If someone were to ask you what you thought was the most deceitful profession, certified public accountants would most certainly not be the first to come to mind. That is because CPAs are known and respected for their honesty. The profession goes out of its way to project that image, and there is a certain amount of truth to it. However, not all CPAs are squeaky clean and respected for their honesty. Some are quite dishonest and are putting a black mark on the image of the entire profession.
There is one area where the CPA profession has fallen short of protecting the public interest. There is a general duty that accountants owe to their clients and the other persons who are affected by their actions. Two elements compose the general duty of performance: skill and care. Another element and responsibility is owed to clients and other persons, that is that accountants should observe a standard of ethical or social responsibility.
One set of difficulties concerns ethics education's ability to instill the chosen values and to make them stick after the educational process is completed. Instruction in accounting ethics is directed at people whose character-or lack there-of-has largely been formed by the time the instruction occurs.
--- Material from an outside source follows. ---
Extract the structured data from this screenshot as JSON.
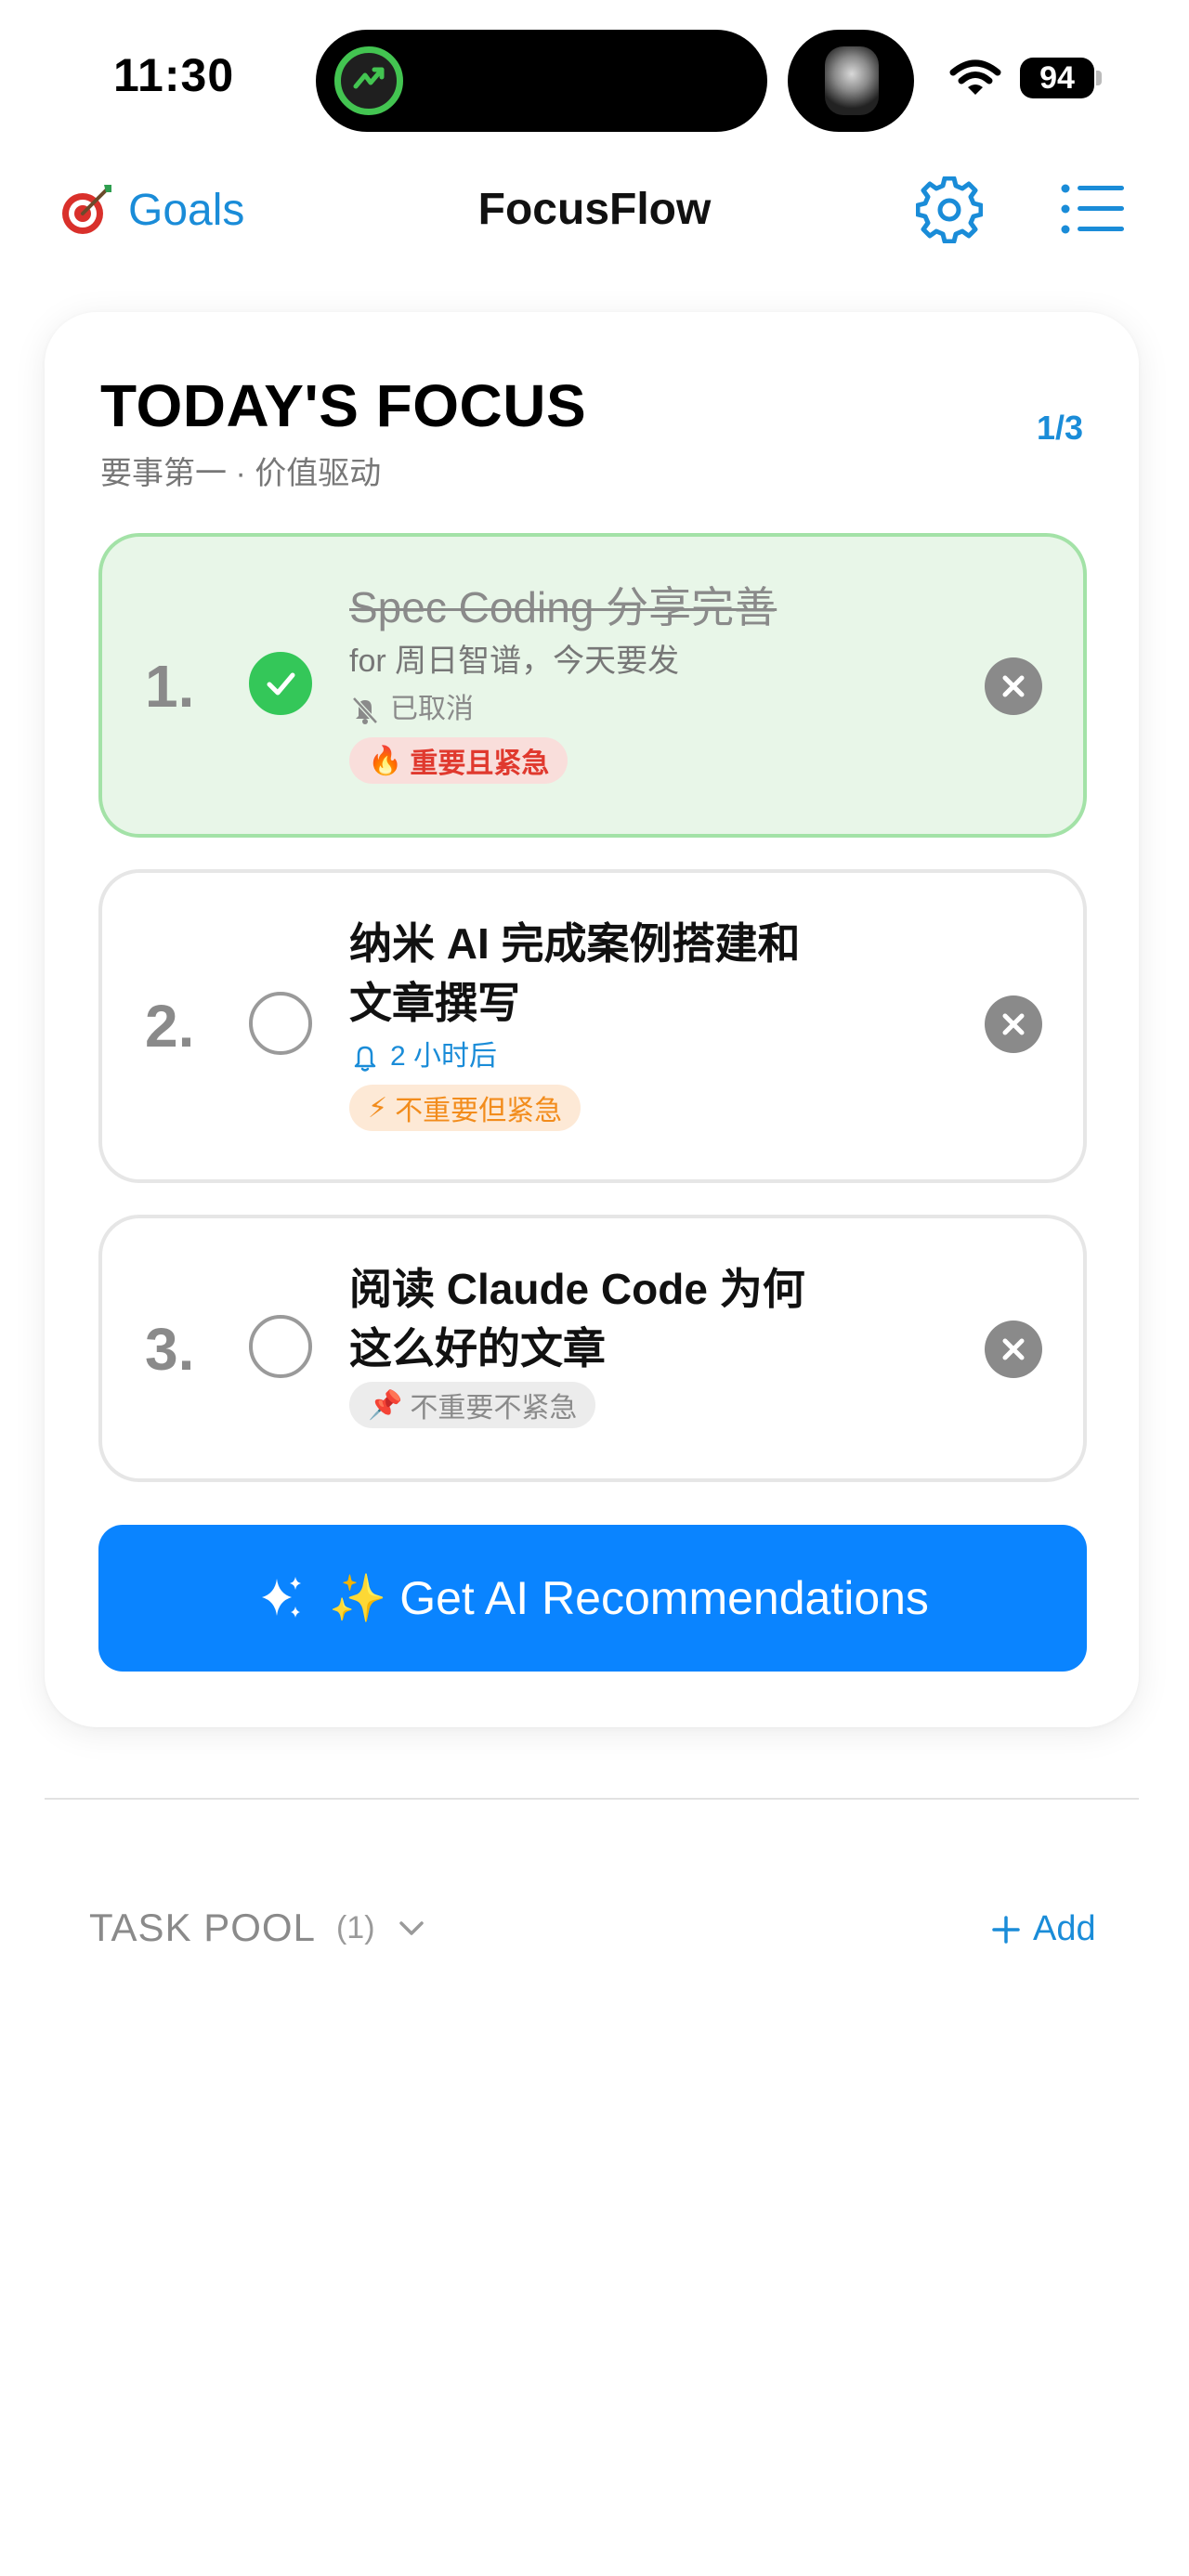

Even those who are positively influenced by ethics instruction, moreover, may still behave irresponsibly if their careers or their livelihoods require them to act in their client's financial interest.
Recent pressure to include more ethics instruction in the accounting classroom has placed an emphasis on individuals who have a sense of moral responsibility. In accounting ethics education literature the benefits of teaching ethics have been greatly influenced by the following set of goals presented by Loeb(1988):
1. Relate accounting education to moral issues.
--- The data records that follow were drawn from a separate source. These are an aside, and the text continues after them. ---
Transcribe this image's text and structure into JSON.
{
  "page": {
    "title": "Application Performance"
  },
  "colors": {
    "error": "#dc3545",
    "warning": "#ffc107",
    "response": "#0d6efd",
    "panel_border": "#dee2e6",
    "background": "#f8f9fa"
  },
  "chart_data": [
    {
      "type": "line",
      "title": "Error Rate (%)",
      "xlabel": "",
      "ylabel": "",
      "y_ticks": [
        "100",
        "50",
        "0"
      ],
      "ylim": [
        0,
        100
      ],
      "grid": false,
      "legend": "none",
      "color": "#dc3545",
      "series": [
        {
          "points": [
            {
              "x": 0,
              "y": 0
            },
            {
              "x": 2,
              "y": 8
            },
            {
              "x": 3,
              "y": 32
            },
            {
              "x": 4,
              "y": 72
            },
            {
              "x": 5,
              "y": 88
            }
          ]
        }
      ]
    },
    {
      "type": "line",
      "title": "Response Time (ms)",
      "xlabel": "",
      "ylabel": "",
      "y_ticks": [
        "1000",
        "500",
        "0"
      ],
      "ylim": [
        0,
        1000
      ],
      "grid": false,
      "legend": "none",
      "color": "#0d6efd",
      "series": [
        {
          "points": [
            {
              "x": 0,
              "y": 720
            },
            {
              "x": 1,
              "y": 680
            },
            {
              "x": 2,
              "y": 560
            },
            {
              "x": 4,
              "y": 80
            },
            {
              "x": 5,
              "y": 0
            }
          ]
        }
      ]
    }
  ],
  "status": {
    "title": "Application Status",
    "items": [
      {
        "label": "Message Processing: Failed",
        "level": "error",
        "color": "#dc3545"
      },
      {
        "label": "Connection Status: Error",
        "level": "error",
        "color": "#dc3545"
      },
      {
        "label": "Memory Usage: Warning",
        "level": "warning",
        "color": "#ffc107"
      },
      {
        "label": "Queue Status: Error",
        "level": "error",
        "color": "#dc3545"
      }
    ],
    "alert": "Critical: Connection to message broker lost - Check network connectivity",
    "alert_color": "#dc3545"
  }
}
2. Recognize issues in accounting that have ethical implications.
3. Develop "a sense of moral obligation" or responsibility.
4. Develop the abilities needed to deal with ethical conflicts or dilemmas.
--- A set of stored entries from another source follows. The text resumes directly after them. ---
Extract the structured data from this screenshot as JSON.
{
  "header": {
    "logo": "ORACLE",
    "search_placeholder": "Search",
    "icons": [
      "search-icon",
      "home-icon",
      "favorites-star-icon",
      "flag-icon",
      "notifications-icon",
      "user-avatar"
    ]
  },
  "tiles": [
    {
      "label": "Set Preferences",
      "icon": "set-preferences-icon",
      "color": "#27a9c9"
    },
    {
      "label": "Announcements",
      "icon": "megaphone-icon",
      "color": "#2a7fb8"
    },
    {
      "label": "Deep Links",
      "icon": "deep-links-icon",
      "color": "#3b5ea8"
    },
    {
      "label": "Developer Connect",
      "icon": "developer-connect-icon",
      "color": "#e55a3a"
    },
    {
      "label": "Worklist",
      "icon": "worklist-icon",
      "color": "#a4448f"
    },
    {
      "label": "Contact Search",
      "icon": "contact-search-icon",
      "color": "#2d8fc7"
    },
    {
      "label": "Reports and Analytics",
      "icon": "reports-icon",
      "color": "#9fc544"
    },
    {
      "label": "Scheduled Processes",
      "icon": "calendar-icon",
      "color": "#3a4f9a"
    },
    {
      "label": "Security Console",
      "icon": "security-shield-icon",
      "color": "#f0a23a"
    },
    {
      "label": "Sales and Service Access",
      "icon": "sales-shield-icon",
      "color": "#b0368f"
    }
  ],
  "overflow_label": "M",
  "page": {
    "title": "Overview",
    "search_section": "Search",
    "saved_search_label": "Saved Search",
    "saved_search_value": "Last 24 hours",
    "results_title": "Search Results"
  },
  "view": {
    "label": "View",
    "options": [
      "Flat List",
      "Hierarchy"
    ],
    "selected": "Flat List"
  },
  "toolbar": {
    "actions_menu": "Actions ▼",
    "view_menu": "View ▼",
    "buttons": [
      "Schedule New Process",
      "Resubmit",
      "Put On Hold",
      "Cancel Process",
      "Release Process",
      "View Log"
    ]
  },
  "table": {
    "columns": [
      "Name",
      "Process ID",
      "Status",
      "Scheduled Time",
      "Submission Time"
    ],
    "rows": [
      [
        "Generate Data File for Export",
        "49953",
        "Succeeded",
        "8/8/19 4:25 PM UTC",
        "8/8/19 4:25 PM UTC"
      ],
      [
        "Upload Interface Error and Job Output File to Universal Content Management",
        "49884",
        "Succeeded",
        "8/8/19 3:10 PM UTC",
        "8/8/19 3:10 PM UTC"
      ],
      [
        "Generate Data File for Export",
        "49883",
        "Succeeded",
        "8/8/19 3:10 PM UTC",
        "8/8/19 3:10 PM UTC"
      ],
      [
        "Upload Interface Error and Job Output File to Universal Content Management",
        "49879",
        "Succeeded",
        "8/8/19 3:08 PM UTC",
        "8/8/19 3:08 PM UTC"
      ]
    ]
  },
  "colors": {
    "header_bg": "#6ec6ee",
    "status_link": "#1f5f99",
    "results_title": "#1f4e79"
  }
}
5. Learn to deal with uncertainties of the accounting profession.
6. "Set the stage for" a change in ethical behavior.
7. Appreciate and understand the history and composition of all aspects of accounting ethics and their relationship to the general field of ethics.
An emphasis on codes of conduct may result in students' failure to "develop discretion and judgment. . .which are more than simply a matter of what acts are forbidden, which are required, and which are permissible" (Whiteck, 1992, 128). Emphasis on rules may quickly become training in how to get around the rules while remaining technically legal. While students must be acquainted with professional codes of conduct as part of their preparation for a career, most researchers on ethics do not consider such material to be sufficient grounding in ethical training.
What are the consequences of these unethical behaviors? Accountants can be held liable for damages to clients and to third parties, he may also be found criminally liable for violation of securities, tax, and other laws. For criminal violations, he may be fined and imprisoned. Wrongful conduct may also result in the issuance of an injunction, which bars him from doing the same acts in the future. In addition, his wrongful conduct may be the subject of administrative proceedings by the Securities and Exchange Commission and state licensing boards. An administrative proceeding may result in the revocation of an accountant's license to practice or the suspension from practice. Finally disciplinary proceedings may be brought against an accountant by professional societies such as the AICPA.
Accountants have great responsibilities to their clients and to society. As a business major, doing research for this paper has helped to open my eyes to the many aspects of a possible career route. I have realized that it is a very trustworthy profession, held in the highest esteem by the public at large.
Loeb, S.E.:1988, "Teaching Students Accounting Ethics:Some Crucial Issues', Issues in Accounting Education 3, 316-329.
Whiteck, C:1992, 'The Trouble with Dilemmas: Rethinking Applied Ethic', Professional Ethics 1, 119-142.